L’actualité nous offre parfois des images saisissantes qui, sans que les faits qu’elles illustrent soient pour autant déterminants au regard de l’Histoire, ont le pouvoir de résumer le passage d’une période à une autre, comme si la complexité et l’enchevêtrement des événements pouvaient se cristalliser en un seul instant décisif. Ainsi le feu d’artifice du dernier nouvel an chinois, qui a réduit en cendres la tour de l’hôtel Mandarin Oriental à Pékin, restera-t-il sans doute dans nos mémoires comme la ridicule tragédie marquant le basculement de l’euphorie des profits virtuels dans l’affliction de la crise. Dernier bras de l’étonnante tour pliée conçue par Rem Koolhaas pour la télévision d’État chinoise, le bâtiment s’était érigé en icône de l’hypercroissance avant même son achèvement. Il trône désormais en dérisoire cénotaphe d’une décennie passée où, de Dubaï à Moscou et du Mipim à la Biennale de Venise, une certaine architecture spectaculaire s’affichait avec une insolente arrogance. Tâchons cependant de ne pas sombrer dans un excès de moralisme, car entre insouciance et cynisme, cette période aura également su nous émerveiller. Peut-être la regarderons-nous bientôt comme nous regardons aujourd’hui les « années folles » lorsque, après 1929, la Grande Dépression a enjolivé leur débauche d’extravagance et de réelle inventivité d’un voile de nostalgie.

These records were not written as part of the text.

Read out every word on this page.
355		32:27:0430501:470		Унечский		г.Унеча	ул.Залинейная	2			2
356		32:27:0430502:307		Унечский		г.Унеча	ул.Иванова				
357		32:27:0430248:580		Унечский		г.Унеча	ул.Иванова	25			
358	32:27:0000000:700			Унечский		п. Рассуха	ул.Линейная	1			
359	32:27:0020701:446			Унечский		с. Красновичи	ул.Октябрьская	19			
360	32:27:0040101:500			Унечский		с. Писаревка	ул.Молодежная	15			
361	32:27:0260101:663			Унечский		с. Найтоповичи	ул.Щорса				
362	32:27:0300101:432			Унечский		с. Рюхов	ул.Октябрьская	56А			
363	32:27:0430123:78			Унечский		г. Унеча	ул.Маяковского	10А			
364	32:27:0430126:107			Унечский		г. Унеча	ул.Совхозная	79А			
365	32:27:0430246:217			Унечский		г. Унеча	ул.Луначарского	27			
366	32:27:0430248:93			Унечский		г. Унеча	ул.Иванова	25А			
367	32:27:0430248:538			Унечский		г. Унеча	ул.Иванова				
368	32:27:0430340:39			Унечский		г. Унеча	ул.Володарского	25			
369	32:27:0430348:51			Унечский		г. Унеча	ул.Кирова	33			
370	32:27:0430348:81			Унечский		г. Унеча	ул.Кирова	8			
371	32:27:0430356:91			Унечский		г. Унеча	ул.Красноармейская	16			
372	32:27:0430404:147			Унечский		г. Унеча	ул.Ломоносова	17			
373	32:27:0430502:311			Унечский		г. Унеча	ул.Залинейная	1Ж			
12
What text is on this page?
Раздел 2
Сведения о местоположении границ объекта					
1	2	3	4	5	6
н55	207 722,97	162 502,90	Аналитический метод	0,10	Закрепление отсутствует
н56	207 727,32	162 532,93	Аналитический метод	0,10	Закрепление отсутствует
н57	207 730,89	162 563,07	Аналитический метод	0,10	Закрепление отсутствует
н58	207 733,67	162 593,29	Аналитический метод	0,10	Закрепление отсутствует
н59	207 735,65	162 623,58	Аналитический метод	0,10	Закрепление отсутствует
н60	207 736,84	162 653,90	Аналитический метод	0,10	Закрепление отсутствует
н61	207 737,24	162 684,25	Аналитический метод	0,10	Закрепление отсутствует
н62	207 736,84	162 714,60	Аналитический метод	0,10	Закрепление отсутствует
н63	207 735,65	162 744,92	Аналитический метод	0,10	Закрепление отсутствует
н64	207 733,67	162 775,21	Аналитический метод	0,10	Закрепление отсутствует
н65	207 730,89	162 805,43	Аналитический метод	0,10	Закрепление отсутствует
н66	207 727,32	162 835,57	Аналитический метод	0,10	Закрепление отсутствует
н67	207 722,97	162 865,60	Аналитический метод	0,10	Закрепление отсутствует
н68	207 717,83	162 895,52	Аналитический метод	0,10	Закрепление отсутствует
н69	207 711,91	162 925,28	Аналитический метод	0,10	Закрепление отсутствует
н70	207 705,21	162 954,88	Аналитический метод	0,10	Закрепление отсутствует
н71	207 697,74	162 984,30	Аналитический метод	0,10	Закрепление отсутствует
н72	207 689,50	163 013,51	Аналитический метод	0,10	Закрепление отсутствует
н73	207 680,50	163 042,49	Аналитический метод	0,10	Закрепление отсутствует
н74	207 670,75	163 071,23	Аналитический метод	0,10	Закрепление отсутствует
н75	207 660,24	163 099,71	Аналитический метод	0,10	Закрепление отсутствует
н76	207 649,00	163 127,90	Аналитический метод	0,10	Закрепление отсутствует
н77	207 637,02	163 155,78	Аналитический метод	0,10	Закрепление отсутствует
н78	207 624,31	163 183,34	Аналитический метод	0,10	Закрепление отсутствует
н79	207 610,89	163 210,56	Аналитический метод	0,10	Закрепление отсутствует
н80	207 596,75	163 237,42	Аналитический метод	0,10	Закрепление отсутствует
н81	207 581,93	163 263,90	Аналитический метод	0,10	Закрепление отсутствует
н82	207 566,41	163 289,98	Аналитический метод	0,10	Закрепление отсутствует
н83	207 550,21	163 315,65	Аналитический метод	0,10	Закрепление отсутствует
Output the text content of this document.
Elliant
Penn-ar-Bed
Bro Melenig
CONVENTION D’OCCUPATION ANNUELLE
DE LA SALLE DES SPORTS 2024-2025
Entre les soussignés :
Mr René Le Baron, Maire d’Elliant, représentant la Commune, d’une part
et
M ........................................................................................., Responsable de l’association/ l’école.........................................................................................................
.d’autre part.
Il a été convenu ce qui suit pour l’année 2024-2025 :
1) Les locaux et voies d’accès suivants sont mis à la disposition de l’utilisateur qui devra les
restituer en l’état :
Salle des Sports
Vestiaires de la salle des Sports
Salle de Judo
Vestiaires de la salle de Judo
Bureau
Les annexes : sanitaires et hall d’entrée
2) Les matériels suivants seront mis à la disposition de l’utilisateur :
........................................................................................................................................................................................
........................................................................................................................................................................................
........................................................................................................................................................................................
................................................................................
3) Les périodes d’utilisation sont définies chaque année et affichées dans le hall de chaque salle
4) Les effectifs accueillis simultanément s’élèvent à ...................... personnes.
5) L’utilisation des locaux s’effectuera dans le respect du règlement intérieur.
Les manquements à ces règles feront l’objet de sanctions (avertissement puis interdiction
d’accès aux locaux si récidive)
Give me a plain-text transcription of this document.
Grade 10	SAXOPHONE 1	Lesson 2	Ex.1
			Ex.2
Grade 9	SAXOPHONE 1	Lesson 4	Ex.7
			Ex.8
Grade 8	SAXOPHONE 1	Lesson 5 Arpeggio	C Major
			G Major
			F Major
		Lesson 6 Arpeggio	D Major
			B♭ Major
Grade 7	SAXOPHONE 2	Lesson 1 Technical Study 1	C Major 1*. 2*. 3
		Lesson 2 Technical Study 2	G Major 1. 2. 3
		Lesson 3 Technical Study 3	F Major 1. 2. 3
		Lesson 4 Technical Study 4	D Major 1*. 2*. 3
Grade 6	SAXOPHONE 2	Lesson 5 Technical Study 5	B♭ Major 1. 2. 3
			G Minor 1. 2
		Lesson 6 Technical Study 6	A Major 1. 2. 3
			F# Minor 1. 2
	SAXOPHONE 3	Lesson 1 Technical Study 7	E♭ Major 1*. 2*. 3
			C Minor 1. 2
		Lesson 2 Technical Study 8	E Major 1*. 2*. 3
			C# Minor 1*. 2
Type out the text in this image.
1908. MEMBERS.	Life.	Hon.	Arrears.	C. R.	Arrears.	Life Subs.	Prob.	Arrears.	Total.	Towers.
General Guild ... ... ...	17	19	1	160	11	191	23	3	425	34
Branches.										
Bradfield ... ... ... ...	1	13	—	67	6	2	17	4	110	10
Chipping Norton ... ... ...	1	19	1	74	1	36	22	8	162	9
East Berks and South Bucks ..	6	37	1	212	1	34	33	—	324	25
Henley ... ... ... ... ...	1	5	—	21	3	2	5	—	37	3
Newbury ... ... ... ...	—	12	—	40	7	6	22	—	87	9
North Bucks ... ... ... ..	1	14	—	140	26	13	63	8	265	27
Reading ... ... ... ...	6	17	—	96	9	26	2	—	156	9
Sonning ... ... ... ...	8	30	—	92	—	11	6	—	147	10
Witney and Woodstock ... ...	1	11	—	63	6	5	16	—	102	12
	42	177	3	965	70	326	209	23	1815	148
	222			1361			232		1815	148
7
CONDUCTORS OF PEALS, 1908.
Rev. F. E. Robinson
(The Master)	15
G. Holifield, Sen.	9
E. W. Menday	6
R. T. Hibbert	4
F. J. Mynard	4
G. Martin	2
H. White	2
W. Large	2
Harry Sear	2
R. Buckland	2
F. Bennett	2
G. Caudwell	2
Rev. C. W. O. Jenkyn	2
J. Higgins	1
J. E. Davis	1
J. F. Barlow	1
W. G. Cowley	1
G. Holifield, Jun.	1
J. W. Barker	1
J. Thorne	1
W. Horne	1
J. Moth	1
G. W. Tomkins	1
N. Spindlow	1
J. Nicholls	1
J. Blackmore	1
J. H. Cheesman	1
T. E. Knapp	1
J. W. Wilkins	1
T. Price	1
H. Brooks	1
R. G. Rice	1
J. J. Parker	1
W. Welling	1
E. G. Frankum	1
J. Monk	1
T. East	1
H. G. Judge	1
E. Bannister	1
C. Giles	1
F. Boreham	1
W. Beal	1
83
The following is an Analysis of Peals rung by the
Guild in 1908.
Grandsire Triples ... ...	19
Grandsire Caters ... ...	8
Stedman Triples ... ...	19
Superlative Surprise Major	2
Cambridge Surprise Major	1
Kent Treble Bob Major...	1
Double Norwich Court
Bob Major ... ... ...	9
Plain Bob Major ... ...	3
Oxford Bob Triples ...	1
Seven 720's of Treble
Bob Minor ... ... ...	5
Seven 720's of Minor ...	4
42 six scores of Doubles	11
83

Dans son édition de mai, d’architectures s’est demandé dans quelle mesure les crises, qu’elles soient d’origine financière, énergétique ou environnementale, peuvent influencer le comportement des architectes et modifier le cours de leur réflexions théoriques. Les historiens que nous avons interrogés nous rappellent que ces périodes suscitent souvent un retour aux fondamentaux, à l’Histoire ou à des préoccupations plus sociales. Mais ils relèvent également qu’aux premiers signes de relance les architectes semblent frappés d’une soudaine amnésie. À la crise suivante, l’augmentation du prix du baril de pétrole semble ainsi étrangement liée à celle de la taille du baril de la poudre réinventée.